Gare du Nord vous connaissez ?

 

 

Elle s’en était allée Marion en suivant les rails d’acier bleu le long du ballast vers le Nord… de plus en plus vers le Nord en suivant sur les entrepôts taggés de noms que maintenant elle connaissait bien un chemin qui s’enfonçait dans la banlieue où brûlait la colère de cet automne-là avec les châtaignes au-dessus des bidons remplis de braises sur un couvercle troué à l’envers.  
           La colère craquait sa bogue où elle était enfermée trop longtemps et c’était un langage dont on n’voulait pas. Nord… toujours vers le Nord… elle courait Marion… Hop ! Hop ! et le chien Sentinelle à ses côtés avec au fond de la musette les bombes de couleur que Banou lui donnait quand il arrivait derrière elle la nuit toujours sans qu’elle entende rien et le chien Sentinelle non plus… Hop ! Hop !
           Souvent c’étaient des bombes entamées qu’il voulait plus com’il disait parc’ qu’elles lui poissaient les doigts et qu’avec les neuves t’as la pression !… Mais pour celles de couleur blanche c’étaient toujours des neuves vu qu’le totem de Marion s’appelait « Neij Carbonik » et que Banou trouvait ça trop bien l’idée de se servir des extincteurs pour rendre la fureur du monde impuissante.
          Nord… toujours vers le Nord… c’est vrai qu’Marion elle les connaîssait bien les noms des taggeurs de cette banlieue-là surtout « Venin » et « Grav » et puis aussi y avait « Mor » et « Apel » dont les signatures l’emportaient à nouveau d’un coup d’aile coupant et d’un jet de comète sur ses baskets rouges vers ce monde d’où elle était partie. Elle avait pas su comme il signait Banou vu qu’il lui avait pas dit et que dans les banlieues c’est des questions qu’ n’pose pas.

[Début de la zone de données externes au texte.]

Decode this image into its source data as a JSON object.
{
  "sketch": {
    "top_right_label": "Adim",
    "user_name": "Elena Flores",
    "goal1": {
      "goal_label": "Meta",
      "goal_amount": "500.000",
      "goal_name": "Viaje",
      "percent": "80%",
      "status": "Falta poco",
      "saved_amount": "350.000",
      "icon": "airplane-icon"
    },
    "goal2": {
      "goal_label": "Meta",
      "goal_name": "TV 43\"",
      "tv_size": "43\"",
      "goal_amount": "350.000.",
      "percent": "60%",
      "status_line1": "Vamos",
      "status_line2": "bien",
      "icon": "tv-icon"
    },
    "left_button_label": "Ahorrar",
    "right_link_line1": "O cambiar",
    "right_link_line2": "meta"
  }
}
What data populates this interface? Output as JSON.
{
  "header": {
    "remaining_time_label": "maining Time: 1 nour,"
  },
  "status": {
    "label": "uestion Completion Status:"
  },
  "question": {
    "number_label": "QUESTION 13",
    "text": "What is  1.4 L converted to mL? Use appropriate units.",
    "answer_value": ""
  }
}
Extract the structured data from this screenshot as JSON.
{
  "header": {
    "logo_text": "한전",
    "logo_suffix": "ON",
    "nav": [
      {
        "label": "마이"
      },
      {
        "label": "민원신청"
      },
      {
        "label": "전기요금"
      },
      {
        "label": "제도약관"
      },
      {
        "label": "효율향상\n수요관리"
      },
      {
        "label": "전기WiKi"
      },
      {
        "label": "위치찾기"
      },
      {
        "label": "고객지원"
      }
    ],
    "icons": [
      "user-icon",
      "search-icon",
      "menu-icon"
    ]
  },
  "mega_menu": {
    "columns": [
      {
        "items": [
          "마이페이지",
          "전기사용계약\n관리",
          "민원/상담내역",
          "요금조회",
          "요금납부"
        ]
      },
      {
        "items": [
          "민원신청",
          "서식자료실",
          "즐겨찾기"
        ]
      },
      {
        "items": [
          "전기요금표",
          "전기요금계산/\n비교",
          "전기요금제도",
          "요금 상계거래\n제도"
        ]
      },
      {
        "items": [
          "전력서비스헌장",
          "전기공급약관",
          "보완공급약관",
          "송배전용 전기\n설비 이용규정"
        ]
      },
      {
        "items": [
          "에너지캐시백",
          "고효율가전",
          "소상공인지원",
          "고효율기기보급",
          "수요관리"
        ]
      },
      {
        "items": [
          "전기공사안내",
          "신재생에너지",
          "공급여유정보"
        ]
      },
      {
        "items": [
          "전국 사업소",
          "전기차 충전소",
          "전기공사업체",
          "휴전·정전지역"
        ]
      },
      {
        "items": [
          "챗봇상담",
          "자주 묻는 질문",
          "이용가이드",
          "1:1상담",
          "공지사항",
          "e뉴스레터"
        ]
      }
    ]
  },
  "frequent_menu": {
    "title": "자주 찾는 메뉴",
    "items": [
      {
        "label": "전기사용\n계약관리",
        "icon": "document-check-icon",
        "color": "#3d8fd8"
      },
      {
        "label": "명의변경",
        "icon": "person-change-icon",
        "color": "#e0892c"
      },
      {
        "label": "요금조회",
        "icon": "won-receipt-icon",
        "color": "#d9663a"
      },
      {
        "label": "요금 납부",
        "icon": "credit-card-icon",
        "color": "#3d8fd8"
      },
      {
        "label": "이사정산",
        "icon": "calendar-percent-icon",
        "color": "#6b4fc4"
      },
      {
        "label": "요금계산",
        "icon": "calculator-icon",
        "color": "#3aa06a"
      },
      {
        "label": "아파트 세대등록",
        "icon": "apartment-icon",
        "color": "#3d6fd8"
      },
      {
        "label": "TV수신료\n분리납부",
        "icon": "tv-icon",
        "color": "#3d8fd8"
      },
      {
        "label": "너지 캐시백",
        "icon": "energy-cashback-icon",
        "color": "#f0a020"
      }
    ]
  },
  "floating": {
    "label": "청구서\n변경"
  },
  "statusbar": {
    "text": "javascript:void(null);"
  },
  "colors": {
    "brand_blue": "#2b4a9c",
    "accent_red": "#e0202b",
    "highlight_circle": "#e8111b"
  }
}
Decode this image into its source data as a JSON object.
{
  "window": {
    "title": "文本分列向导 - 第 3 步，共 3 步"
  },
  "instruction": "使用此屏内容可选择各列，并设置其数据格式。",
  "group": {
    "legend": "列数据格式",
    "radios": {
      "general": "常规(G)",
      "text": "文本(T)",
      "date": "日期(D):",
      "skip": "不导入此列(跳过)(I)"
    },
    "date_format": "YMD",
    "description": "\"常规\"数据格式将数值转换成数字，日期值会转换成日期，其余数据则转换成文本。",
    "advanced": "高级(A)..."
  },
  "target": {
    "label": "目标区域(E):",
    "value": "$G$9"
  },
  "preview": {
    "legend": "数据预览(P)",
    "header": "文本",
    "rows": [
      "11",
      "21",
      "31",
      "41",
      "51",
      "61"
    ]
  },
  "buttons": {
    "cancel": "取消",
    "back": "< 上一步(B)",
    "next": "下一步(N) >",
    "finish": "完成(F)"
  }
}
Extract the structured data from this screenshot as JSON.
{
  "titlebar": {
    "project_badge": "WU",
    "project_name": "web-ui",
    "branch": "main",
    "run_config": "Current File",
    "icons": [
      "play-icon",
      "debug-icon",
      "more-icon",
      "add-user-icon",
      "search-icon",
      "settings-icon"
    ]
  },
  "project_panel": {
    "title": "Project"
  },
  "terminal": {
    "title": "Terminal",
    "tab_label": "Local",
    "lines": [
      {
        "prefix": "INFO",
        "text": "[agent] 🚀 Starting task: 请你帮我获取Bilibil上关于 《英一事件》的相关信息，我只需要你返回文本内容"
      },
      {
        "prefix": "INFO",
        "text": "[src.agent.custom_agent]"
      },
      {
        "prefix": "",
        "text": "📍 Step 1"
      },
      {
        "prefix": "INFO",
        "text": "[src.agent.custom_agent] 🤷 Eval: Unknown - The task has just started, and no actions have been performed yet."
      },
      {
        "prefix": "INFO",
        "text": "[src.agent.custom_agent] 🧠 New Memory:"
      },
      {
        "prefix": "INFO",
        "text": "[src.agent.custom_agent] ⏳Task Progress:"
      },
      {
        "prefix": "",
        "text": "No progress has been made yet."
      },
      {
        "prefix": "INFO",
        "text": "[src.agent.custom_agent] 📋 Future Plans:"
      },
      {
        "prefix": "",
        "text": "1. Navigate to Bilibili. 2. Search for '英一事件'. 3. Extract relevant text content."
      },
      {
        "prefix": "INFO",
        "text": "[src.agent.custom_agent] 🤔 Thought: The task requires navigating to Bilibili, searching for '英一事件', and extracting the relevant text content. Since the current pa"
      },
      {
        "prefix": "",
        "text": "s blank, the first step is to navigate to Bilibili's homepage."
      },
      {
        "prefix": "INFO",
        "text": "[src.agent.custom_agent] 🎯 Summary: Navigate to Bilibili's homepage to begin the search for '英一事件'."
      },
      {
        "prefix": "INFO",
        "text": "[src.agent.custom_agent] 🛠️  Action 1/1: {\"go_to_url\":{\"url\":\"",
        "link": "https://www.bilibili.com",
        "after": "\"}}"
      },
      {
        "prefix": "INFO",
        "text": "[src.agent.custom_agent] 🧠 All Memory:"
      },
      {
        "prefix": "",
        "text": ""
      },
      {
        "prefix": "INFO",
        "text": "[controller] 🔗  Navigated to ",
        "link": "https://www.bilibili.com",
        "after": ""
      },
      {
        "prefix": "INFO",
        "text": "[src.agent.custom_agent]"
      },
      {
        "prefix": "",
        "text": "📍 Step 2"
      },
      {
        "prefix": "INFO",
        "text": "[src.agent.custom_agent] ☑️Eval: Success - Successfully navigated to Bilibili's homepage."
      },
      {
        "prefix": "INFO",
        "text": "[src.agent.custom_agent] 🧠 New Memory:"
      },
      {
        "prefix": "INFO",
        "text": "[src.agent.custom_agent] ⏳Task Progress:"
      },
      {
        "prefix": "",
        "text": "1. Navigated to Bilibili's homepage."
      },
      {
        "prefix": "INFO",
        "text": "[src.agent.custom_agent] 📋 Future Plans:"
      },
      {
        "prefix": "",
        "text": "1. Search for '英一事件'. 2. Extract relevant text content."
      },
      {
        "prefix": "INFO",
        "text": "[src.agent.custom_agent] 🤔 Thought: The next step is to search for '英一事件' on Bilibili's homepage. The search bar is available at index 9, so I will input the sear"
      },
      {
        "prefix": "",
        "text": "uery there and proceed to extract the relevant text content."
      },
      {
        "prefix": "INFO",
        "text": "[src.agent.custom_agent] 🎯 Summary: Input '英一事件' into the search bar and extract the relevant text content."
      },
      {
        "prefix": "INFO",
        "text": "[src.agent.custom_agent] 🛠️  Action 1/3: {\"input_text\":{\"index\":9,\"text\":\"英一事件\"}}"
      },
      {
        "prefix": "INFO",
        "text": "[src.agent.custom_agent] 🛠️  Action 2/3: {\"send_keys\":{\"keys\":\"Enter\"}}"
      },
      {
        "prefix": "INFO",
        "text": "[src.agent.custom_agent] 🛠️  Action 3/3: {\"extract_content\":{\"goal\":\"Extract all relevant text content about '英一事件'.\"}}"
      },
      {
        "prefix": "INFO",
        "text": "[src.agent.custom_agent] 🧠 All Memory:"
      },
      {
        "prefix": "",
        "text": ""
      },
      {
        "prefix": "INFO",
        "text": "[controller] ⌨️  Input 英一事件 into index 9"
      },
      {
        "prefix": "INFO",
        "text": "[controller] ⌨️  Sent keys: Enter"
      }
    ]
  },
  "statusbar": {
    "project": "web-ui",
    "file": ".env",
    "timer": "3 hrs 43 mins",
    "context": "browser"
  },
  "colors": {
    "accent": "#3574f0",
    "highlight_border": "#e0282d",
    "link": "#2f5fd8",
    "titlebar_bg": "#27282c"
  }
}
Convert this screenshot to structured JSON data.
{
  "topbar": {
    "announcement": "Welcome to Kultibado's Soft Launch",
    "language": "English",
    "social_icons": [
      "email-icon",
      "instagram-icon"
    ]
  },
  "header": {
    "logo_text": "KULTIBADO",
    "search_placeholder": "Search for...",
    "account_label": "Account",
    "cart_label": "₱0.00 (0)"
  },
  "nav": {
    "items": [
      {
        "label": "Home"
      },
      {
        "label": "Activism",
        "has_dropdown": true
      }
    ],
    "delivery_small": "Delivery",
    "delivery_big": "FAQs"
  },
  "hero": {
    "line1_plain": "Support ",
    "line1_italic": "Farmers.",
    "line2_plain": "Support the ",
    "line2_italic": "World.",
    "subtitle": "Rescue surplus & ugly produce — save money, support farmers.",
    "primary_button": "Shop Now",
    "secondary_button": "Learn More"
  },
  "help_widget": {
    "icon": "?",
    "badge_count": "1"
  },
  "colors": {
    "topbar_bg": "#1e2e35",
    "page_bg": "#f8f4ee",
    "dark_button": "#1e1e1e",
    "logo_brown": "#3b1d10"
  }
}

          Gare du Nord vous connaissez ?

          Elle était à peine arrivée avec le chien Sentinelle sur ses talons au bord de cette cité qu’elle ne fréquentait pas et qui ressemblait à un de ces espaces de la périféerie où c’est encore possible de semer des graines de rêves qui poussent parfois de drôles de fleurs turquoise parmi les coquelicots qui sont la colère fragile des terrains vagues…
          Elle était à peine arrivée quand l’aube sur la savane ocre rouge fait craquer les herbes sous leur carapace d’étincelles froides aux rives du terrain vague qui entourait la cité que des tourbillons de sable portés par les vents géants de l’hiver qui s’étaient remis soudain à souffler comme s’ils jaillissaient hors des grandes orgues de glace avaient distribué partout des poignées de silice et de quartz qui taillaient les lèvres et la peau du visage de petites gerçures aux fines traces de sang.
          Aussitôt elle a remonté sa cagoule de laine noire que lui avait refilé Banou jusqu’à la ligne bleu de lin de ses yeux et elle a enfoncé ses poings profonds dans les poches de la veste rembourrée de kapok qui ne protégeait pas assez en se disant qu’elle aurait pas dû venir pendant que le chien Sentinelle secouait frénétique sa tête et ses oreilles pour en faire sortir les éphémères de sable.
          Même elle a pensé sur le coup repartir direction la Gare du Nord malgré le jour qui allait rappliquer avec le danger des vigiles des gares bleu-noir et de leurs chiens noir-noir d’ennui… Oui… elle a pensé repartir mais elle l’a pas fait sans doute à cause de la fatigue qu’elle avait déjà qui lui faisait les pieds comme des pierres trop lourdes et aussi y avait cette chose au creux du ventre qui lui disait qu’ici c’était un peu chez elle… C’était au moins autant chez elle alors qu’ces mots-là y z’avaient pas de sens… que chez les rats au museau rose fendu assis sur leur queue au milieu des sacs poubelle de plastique bleu éventrés.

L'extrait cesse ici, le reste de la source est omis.